Atlanta is famous for a few things like the 1996 Olympics and terrible traffic, but also for being the headquarters of a small drinks company called Coca-Cola.  Down here in the south babies are weaned on coke, and "Pepsi" is a word never spoken out loud.  We had heard many mythical things about the visitors' centre, including you get to drink as much coke as you want!!  Why wouldn't we take a four-year-old to a place like that?

After receiving our complimentary can on arrival we were ushered into a display of historic coke items, including a ceramic urn from the 1880s which used to contain coke syrup - you would turn up at a pharmacy, pay 5c, get the syrup in your glass, then fill it up with fizzy water.  The use of cocaine in this iteration was not mentioned.  There followed a movie with zero factual content but a lot of people looking very happy drinking coke.  Then we were inside!

The main building contains a bottling plant, various galleries about different coke aspects, a "4D theatre" (seats that shake until your sugar-weakened teeth fall out), a polar bear, and the all important tasting room.

And what a room!  Not only coke, not only every variety of coke (ginger lime diet, anyone?) but 100 drinks that Coca-Cola owns around the world.  My sister, from her time in Uganda, recommended Stoney Tangawizi, a ginger beer that contains a month's intake of sugar.  It was very good, but I was less impressed by Bonbon Anglais from Madagascar; smells of chlorine, tastes of fake bananas.  The European offerings were significantly less sweet than elsewhere.  Thank goodness we'll be able to set our own obesity levels after Brexit!

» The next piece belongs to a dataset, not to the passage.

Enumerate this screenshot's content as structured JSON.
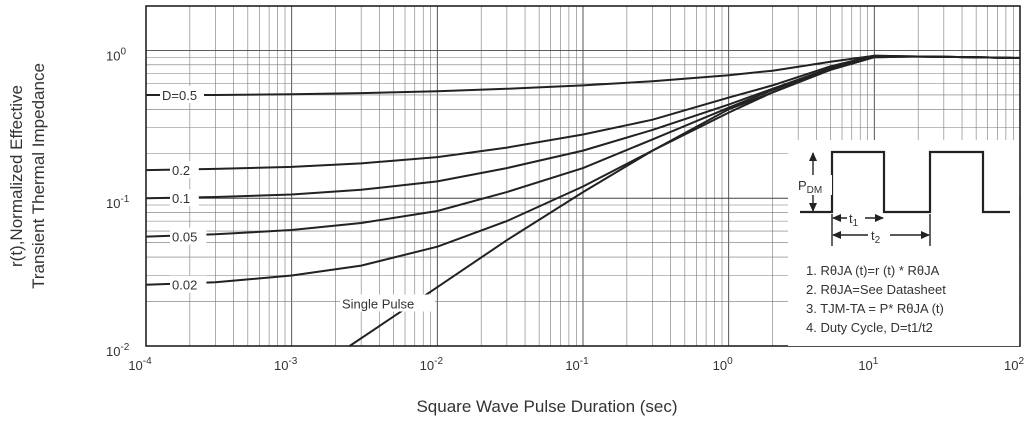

By our fourth visit to the loos it was obviously time to leave.  We wandered around downtown Atlanta, where there are some other things - Centennial Olympic Park, the CNN Center - but by then I was deep into a sugar crash, and what could be better than World of Coke anyway?  You can't beat the real thing.

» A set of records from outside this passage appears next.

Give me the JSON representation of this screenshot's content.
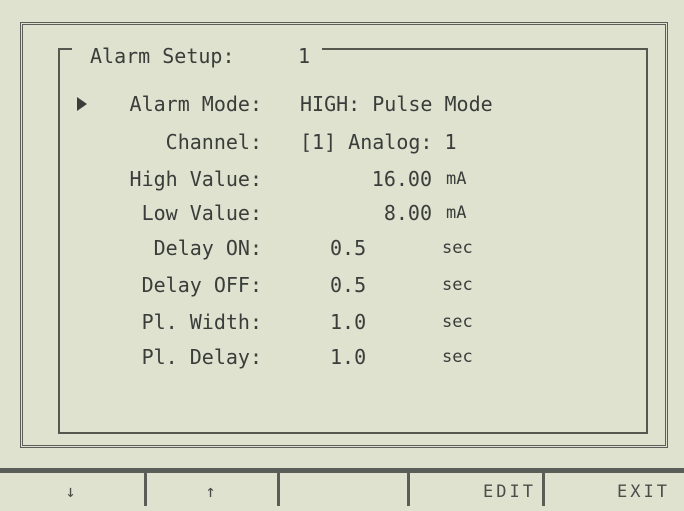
{
  "screen": {
    "title": "Alarm Setup:",
    "title_value": "1",
    "rows": [
      {
        "label": "Alarm Mode:",
        "value": "HIGH: Pulse Mode"
      },
      {
        "label": "Channel:",
        "value": "[1] Analog: 1"
      },
      {
        "label": "High Value:",
        "value": "16.00",
        "unit": "mA"
      },
      {
        "label": "Low Value:",
        "value": "8.00",
        "unit": "mA"
      },
      {
        "label": "Delay ON:",
        "value": "0.5",
        "unit": "sec"
      },
      {
        "label": "Delay OFF:",
        "value": "0.5",
        "unit": "sec"
      },
      {
        "label": "Pl. Width:",
        "value": "1.0",
        "unit": "sec"
      },
      {
        "label": "Pl. Delay:",
        "value": "1.0",
        "unit": "sec"
      }
    ],
    "softkeys": [
      "↓",
      "↑",
      "EDIT",
      "EXIT"
    ]
  }
}
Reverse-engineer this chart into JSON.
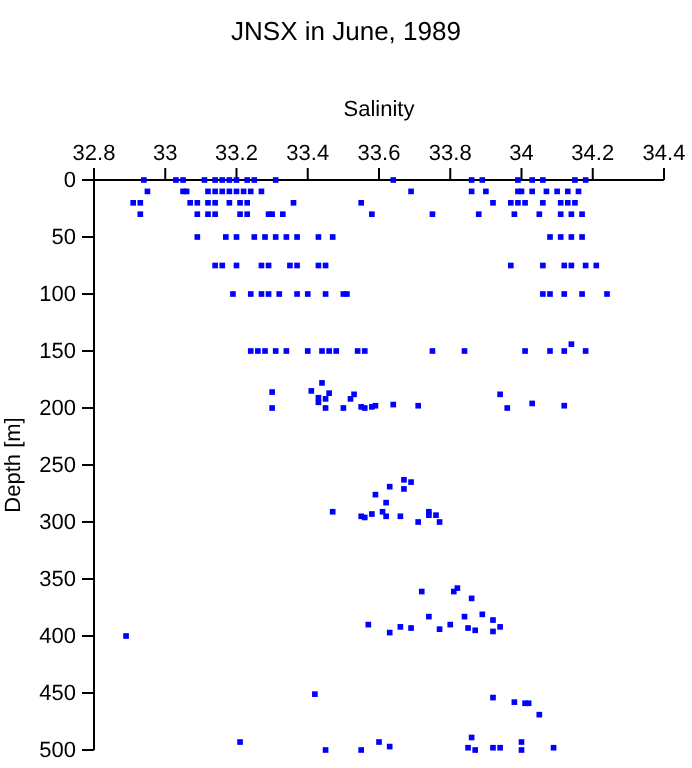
{
  "chart_data": {
    "type": "scatter",
    "title": "JNSX in June, 1989",
    "xlabel": "Salinity",
    "ylabel": "Depth [m]",
    "xlim": [
      32.8,
      34.4
    ],
    "xticks": [
      {
        "value": 32.8,
        "label": "32.8"
      },
      33,
      {
        "value": 33.2,
        "label": "33.2"
      },
      {
        "value": 33.4,
        "label": "33.4"
      },
      {
        "value": 33.6,
        "label": "33.6"
      },
      {
        "value": 33.8,
        "label": "33.8"
      },
      34,
      {
        "value": 34.2,
        "label": "34.2"
      },
      {
        "value": 34.4,
        "label": "34.4"
      }
    ],
    "ylim": [
      500,
      0
    ],
    "yticks": [
      0,
      50,
      100,
      150,
      200,
      250,
      300,
      350,
      400,
      450,
      500
    ],
    "grid": false,
    "marker": "square",
    "series": [
      {
        "color": "#0000ff",
        "x": [
          32.94,
          33.03,
          33.05,
          33.11,
          33.14,
          33.16,
          33.18,
          33.2,
          33.23,
          33.25,
          33.31,
          33.64,
          33.86,
          33.89,
          33.99,
          34.03,
          34.06,
          34.15,
          34.18,
          32.95,
          33.05,
          33.06,
          33.12,
          33.14,
          33.16,
          33.18,
          33.2,
          33.22,
          33.24,
          33.27,
          33.69,
          33.86,
          33.9,
          33.99,
          34.0,
          34.03,
          34.07,
          34.1,
          34.13,
          34.16,
          32.91,
          32.93,
          33.07,
          33.09,
          33.12,
          33.14,
          33.18,
          33.21,
          33.23,
          33.36,
          33.55,
          33.92,
          33.97,
          33.99,
          34.01,
          34.06,
          34.11,
          34.13,
          34.15,
          32.93,
          33.09,
          33.12,
          33.14,
          33.21,
          33.23,
          33.29,
          33.3,
          33.33,
          33.58,
          33.75,
          33.88,
          33.98,
          34.05,
          34.11,
          34.14,
          34.17,
          33.09,
          33.17,
          33.2,
          33.25,
          33.28,
          33.31,
          33.34,
          33.37,
          33.43,
          33.47,
          34.08,
          34.11,
          34.14,
          34.17,
          33.14,
          33.16,
          33.2,
          33.27,
          33.29,
          33.35,
          33.37,
          33.43,
          33.45,
          33.97,
          34.06,
          34.12,
          34.14,
          34.18,
          34.21,
          33.19,
          33.24,
          33.27,
          33.29,
          33.32,
          33.37,
          33.4,
          33.45,
          33.5,
          33.51,
          34.06,
          34.08,
          34.12,
          34.17,
          34.24,
          33.24,
          33.26,
          33.28,
          33.31,
          33.34,
          33.4,
          33.44,
          33.46,
          33.48,
          33.54,
          33.56,
          33.75,
          33.84,
          34.01,
          34.08,
          34.12,
          34.18,
          34.14,
          33.3,
          33.41,
          33.44,
          33.46,
          33.43,
          33.43,
          33.45,
          33.53,
          33.52,
          33.45,
          33.5,
          33.55,
          33.56,
          33.58,
          33.59,
          33.64,
          33.71,
          33.3,
          33.94,
          33.96,
          34.03,
          34.12,
          33.67,
          33.69,
          33.63,
          33.67,
          33.59,
          33.62,
          33.47,
          33.55,
          33.56,
          33.58,
          33.61,
          33.62,
          33.66,
          33.74,
          33.74,
          33.76,
          33.71,
          33.77,
          33.72,
          33.81,
          33.82,
          33.86,
          33.84,
          33.89,
          33.92,
          33.94,
          33.92,
          33.74,
          33.66,
          33.69,
          33.77,
          33.8,
          33.85,
          33.87,
          33.57,
          33.63,
          32.89,
          33.42,
          33.92,
          33.98,
          34.01,
          34.02,
          34.05,
          33.21,
          33.86,
          34.0,
          33.45,
          33.55,
          33.6,
          33.63,
          33.85,
          33.87,
          33.92,
          33.94,
          34.0,
          34.09
        ],
        "values": [
          0,
          0,
          0,
          0,
          0,
          0,
          0,
          0,
          0,
          0,
          0,
          0,
          0,
          0,
          0,
          0,
          0,
          0,
          0,
          10,
          10,
          10,
          10,
          10,
          10,
          10,
          10,
          10,
          10,
          10,
          10,
          10,
          10,
          10,
          10,
          10,
          10,
          10,
          10,
          10,
          20,
          20,
          20,
          20,
          20,
          20,
          20,
          20,
          20,
          20,
          20,
          20,
          20,
          20,
          20,
          20,
          20,
          20,
          20,
          30,
          30,
          30,
          30,
          30,
          30,
          30,
          30,
          30,
          30,
          30,
          30,
          30,
          30,
          30,
          30,
          30,
          50,
          50,
          50,
          50,
          50,
          50,
          50,
          50,
          50,
          50,
          50,
          50,
          50,
          50,
          75,
          75,
          75,
          75,
          75,
          75,
          75,
          75,
          75,
          75,
          75,
          75,
          75,
          75,
          75,
          100,
          100,
          100,
          100,
          100,
          100,
          100,
          100,
          100,
          100,
          100,
          100,
          100,
          100,
          100,
          150,
          150,
          150,
          150,
          150,
          150,
          150,
          150,
          150,
          150,
          150,
          150,
          150,
          150,
          150,
          150,
          150,
          144,
          186,
          185,
          178,
          187,
          191,
          195,
          192,
          188,
          192,
          200,
          200,
          199,
          200,
          199,
          198,
          197,
          198,
          200,
          188,
          200,
          196,
          198,
          263,
          265,
          269,
          271,
          276,
          283,
          291,
          295,
          296,
          293,
          291,
          295,
          295,
          291,
          294,
          294,
          300,
          300,
          361,
          361,
          358,
          367,
          383,
          381,
          386,
          392,
          396,
          383,
          392,
          393,
          394,
          390,
          393,
          395,
          390,
          397,
          400,
          451,
          454,
          458,
          459,
          459,
          469,
          493,
          489,
          493,
          500,
          500,
          493,
          497,
          498,
          500,
          498,
          498,
          500,
          498
        ]
      }
    ]
  }
}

Pete meets Mr Pemberton, the inventor of coke, who has an interesting history that was somewhat glossed over.

Welcome to our world.

Excellent responsible consumerism, Pete.

What it's like to be in a glass of coke, but less sticky.

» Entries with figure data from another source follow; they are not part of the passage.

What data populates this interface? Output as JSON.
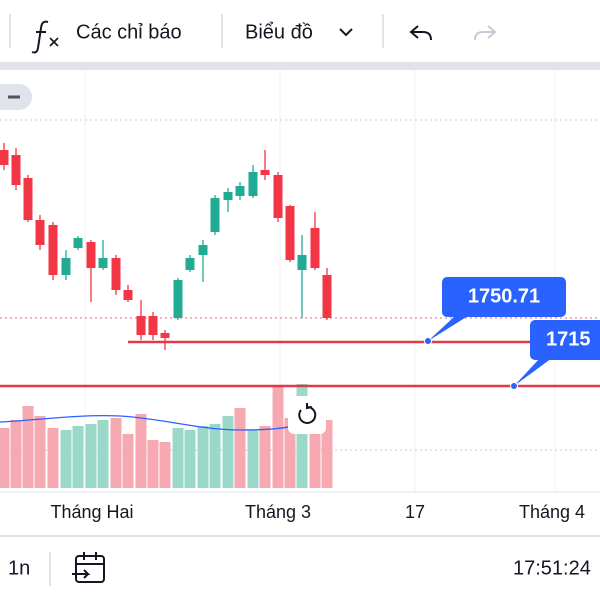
{
  "toolbar": {
    "indicators": "Các chỉ báo",
    "chart_type": "Biểu đồ"
  },
  "price_labels": [
    "1750.71",
    "1715"
  ],
  "x_axis_labels": [
    "Tháng Hai",
    "Tháng 3",
    "17",
    "Tháng 4"
  ],
  "footer": {
    "interval": "1n",
    "time": "17:51:24"
  }
}
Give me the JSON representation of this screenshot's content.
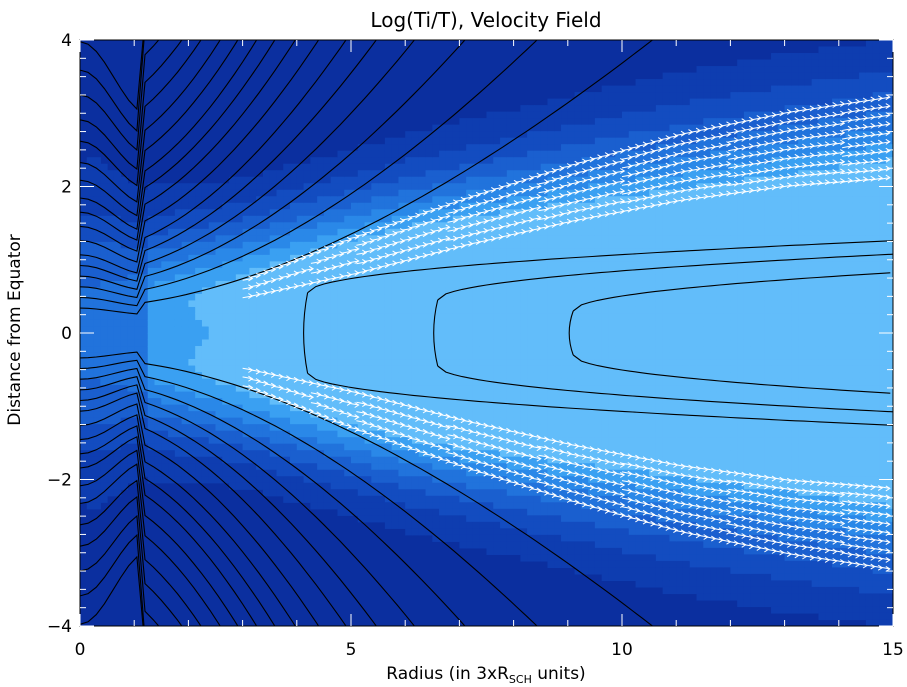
{
  "chart_data": {
    "type": "heatmap",
    "title": "Log(Ti/T), Velocity Field",
    "xlabel": "Radius (in 3xR",
    "xlabel_sub": "SCH",
    "xlabel_tail": " units)",
    "ylabel": "Distance from Equator",
    "xlim": [
      0,
      15
    ],
    "ylim": [
      -4,
      4
    ],
    "xticks": [
      {
        "value": 0,
        "label": "0"
      },
      {
        "value": 5,
        "label": "5"
      },
      {
        "value": 10,
        "label": "10"
      },
      {
        "value": 15,
        "label": "15"
      }
    ],
    "yticks": [
      {
        "value": -4,
        "label": "−4"
      },
      {
        "value": -2,
        "label": "−2"
      },
      {
        "value": 0,
        "label": "0"
      },
      {
        "value": 2,
        "label": "2"
      },
      {
        "value": 4,
        "label": "4"
      }
    ],
    "colors": {
      "background": "#0b2f9f",
      "levels": [
        "#0b2f9f",
        "#0e3db0",
        "#134cc0",
        "#1a5fcf",
        "#2173dc",
        "#2a88e8",
        "#3aa0f2",
        "#62bdfa"
      ],
      "contour": "#000000",
      "vectors": "#ffffff"
    },
    "series": [
      {
        "name": "velocity vectors (upper arm)",
        "x_start": 3,
        "x_end": 14.8,
        "center": [
          [
            3,
            0.6
          ],
          [
            5,
            1.05
          ],
          [
            7,
            1.5
          ],
          [
            9,
            1.9
          ],
          [
            11,
            2.25
          ],
          [
            13,
            2.5
          ],
          [
            14.8,
            2.65
          ]
        ],
        "halfwidth": [
          [
            3,
            0.12
          ],
          [
            5,
            0.25
          ],
          [
            8,
            0.35
          ],
          [
            11,
            0.45
          ],
          [
            14.8,
            0.55
          ]
        ]
      },
      {
        "name": "velocity vectors (lower arm)",
        "x_start": 3,
        "x_end": 14.8,
        "center": [
          [
            3,
            -0.6
          ],
          [
            5,
            -1.05
          ],
          [
            7,
            -1.5
          ],
          [
            9,
            -1.9
          ],
          [
            11,
            -2.25
          ],
          [
            13,
            -2.5
          ],
          [
            14.8,
            -2.65
          ]
        ],
        "halfwidth": [
          [
            3,
            0.12
          ],
          [
            5,
            0.25
          ],
          [
            8,
            0.35
          ],
          [
            11,
            0.45
          ],
          [
            14.8,
            0.55
          ]
        ]
      }
    ]
  }
}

Put these on and you can see the world in 4D!

Where do they hold the recipe, the most valuable secret the company owns?  In this vault that everyone can walk through, of course!

Bottling.  Still syrup + fizzy water.

Alright, here's the reason that we came.

Hannah, enabling.

This is the second time in his life that Pete has tasted a fizzy drink.  And now, thanks to Coca-Cola, it won't be the last!

Me and Drew, determining the finer characteristics of the soda.

And a little more coke.

And a little more.

The store.  Do you have anything non-coke branded?

Maybe I'll get just one souvenir to take home.